Inside the tubular structure, the elevator shaft can also be used to form an inner cylinder, which can bear horizontal force together with the outer casing, while the other columns in the middle only bear vertical loads.

(4) Suspension structure

This system utilizes the inner cylinder located in the center of the house to bear all the gravity and horizontal loads. The inner cylinder is constructed of reinforced concrete or a combination of steel and reinforced concrete, and is constructed with slip form. There is an overhanging truss on the top of the cylinder, and the floor slabs are hung on the analysis frame with tie rods of high-strength steel. After the inner cylinder is completed, it can be used to hoist the steel structure, and the whole project period is short.

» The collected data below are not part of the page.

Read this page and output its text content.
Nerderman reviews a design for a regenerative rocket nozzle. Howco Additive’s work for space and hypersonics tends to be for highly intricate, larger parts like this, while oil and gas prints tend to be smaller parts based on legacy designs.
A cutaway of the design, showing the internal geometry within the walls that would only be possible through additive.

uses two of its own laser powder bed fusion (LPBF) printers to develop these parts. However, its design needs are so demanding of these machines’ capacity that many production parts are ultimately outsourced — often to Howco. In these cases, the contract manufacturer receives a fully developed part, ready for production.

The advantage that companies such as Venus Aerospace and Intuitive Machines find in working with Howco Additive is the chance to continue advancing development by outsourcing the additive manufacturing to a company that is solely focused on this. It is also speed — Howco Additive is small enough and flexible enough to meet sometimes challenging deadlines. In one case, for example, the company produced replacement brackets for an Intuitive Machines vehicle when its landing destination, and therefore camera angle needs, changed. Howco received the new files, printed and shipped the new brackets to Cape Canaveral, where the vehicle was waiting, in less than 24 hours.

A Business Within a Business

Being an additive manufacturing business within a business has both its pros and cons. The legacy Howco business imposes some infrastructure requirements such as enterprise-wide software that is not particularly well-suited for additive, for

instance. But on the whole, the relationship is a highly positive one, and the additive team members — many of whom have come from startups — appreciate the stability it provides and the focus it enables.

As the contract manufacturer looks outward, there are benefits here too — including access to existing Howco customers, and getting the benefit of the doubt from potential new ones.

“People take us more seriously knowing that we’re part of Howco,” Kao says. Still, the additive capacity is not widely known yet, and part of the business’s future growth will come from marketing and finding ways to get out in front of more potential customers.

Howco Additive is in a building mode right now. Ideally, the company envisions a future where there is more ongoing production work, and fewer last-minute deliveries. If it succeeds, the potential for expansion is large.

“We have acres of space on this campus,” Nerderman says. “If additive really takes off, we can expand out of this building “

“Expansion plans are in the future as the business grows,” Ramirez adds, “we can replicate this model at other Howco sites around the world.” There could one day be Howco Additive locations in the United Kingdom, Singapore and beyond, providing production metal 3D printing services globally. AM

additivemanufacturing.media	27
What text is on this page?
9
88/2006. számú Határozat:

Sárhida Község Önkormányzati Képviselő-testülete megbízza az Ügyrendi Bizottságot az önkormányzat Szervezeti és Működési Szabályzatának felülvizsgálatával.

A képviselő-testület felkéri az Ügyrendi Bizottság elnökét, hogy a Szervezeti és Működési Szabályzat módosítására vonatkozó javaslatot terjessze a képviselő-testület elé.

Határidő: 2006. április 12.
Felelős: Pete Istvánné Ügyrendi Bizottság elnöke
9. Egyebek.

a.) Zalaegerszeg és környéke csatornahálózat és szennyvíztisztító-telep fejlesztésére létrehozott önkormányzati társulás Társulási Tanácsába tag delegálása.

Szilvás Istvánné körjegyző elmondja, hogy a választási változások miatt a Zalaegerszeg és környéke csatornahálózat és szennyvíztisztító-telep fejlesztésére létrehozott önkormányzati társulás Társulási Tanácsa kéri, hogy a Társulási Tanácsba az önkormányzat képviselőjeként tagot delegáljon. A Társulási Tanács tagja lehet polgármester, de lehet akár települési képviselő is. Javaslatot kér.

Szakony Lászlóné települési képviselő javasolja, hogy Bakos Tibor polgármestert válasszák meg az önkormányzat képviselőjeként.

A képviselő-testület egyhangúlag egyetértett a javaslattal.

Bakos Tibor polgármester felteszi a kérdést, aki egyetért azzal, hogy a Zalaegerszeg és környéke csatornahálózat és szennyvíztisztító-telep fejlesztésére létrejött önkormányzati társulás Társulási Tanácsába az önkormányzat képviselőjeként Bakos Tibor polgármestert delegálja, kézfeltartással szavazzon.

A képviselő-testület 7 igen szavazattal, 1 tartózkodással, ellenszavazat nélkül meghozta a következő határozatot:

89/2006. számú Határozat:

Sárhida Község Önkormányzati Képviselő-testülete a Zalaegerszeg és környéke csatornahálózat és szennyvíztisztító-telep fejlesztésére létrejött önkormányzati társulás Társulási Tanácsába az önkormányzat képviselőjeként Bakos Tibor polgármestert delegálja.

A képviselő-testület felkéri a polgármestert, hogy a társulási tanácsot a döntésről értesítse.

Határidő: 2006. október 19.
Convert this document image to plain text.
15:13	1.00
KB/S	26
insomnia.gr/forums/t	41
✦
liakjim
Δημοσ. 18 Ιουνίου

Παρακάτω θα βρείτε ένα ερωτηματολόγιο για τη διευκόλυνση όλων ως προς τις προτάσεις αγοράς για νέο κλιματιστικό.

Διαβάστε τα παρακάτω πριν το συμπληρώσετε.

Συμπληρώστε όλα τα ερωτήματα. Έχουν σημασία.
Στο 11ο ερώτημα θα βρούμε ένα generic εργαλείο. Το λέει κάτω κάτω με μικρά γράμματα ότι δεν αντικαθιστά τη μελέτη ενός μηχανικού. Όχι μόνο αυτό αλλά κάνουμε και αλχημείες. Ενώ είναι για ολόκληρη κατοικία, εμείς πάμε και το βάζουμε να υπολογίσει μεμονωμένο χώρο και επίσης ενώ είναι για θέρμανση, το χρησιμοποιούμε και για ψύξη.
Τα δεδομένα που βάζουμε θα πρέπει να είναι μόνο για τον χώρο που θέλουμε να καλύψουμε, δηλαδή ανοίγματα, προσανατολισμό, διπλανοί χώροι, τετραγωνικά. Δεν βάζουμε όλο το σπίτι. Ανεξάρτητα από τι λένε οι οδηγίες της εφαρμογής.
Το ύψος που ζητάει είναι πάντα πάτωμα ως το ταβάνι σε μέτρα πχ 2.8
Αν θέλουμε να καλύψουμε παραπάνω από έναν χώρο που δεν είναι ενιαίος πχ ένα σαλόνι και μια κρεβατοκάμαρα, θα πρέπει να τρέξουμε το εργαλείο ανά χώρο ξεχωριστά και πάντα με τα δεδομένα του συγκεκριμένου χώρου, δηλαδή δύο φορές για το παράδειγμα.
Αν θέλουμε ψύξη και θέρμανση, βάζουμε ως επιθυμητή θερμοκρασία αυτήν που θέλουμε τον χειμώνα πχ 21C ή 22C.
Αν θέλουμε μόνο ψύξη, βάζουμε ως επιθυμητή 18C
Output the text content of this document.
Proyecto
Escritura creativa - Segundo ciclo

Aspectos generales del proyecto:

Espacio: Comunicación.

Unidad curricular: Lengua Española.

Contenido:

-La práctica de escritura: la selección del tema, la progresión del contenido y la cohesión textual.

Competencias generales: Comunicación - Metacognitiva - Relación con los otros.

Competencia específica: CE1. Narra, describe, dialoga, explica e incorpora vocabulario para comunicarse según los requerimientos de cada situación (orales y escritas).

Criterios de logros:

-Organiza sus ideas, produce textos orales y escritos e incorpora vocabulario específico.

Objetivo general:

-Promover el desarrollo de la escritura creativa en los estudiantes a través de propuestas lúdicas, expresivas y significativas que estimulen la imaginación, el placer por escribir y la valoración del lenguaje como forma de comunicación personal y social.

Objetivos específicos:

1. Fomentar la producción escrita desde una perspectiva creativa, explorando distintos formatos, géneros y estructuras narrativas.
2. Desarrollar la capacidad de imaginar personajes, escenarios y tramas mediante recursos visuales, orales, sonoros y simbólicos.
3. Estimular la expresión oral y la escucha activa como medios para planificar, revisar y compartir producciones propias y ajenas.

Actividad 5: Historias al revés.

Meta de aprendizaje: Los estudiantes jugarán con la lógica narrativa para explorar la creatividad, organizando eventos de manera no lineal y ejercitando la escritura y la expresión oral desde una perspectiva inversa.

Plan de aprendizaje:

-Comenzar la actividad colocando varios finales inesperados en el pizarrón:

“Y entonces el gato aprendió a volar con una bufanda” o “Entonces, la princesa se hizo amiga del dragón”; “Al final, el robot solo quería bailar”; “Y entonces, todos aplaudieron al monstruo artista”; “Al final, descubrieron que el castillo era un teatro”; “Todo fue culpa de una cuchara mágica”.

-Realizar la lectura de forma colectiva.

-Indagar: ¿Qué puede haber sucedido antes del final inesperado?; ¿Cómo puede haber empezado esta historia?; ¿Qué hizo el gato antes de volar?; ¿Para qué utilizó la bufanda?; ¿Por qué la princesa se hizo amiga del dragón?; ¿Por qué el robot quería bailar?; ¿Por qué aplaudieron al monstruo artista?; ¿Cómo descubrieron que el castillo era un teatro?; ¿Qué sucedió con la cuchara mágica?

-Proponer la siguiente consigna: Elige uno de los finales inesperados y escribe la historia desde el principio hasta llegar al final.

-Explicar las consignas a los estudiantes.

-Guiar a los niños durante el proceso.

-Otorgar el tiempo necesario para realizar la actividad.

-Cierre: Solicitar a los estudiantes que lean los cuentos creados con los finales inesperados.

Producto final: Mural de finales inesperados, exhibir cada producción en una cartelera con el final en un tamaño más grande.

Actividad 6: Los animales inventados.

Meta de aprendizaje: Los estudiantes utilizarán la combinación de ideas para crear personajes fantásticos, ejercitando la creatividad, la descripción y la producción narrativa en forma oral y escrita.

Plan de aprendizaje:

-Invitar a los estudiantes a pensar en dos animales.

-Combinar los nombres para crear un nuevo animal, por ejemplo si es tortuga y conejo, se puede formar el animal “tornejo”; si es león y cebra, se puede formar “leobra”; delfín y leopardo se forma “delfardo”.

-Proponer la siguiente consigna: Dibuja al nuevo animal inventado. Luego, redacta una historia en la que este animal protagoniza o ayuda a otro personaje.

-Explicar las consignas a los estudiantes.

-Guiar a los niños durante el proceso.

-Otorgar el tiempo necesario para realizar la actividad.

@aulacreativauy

From the above brief analysis of the composition of steel structure buildings, it can be seen that the structure must form a spatial whole, can effectively and economically bear the load, and have high strength, stability and rigidity. If the main load-bearing member itself has formed a whole space, no additional support is needed, and a very effective composition scheme can be obtained. The suitability of the structural scheme is also closely related to the construction and material supply conditions. In practical steel structure engineering, the above basic types should be flexibly used in combination with specific conditions. For example, a rigid frame structure and a belt brace structure can be used together in a multi-layer structure. A rigid frame system can be formed in one direction, and a belt brace system can be formed in the direction perpendicular to it, or a support can be provided in the lower part and a rigid frame can be made in the upper part.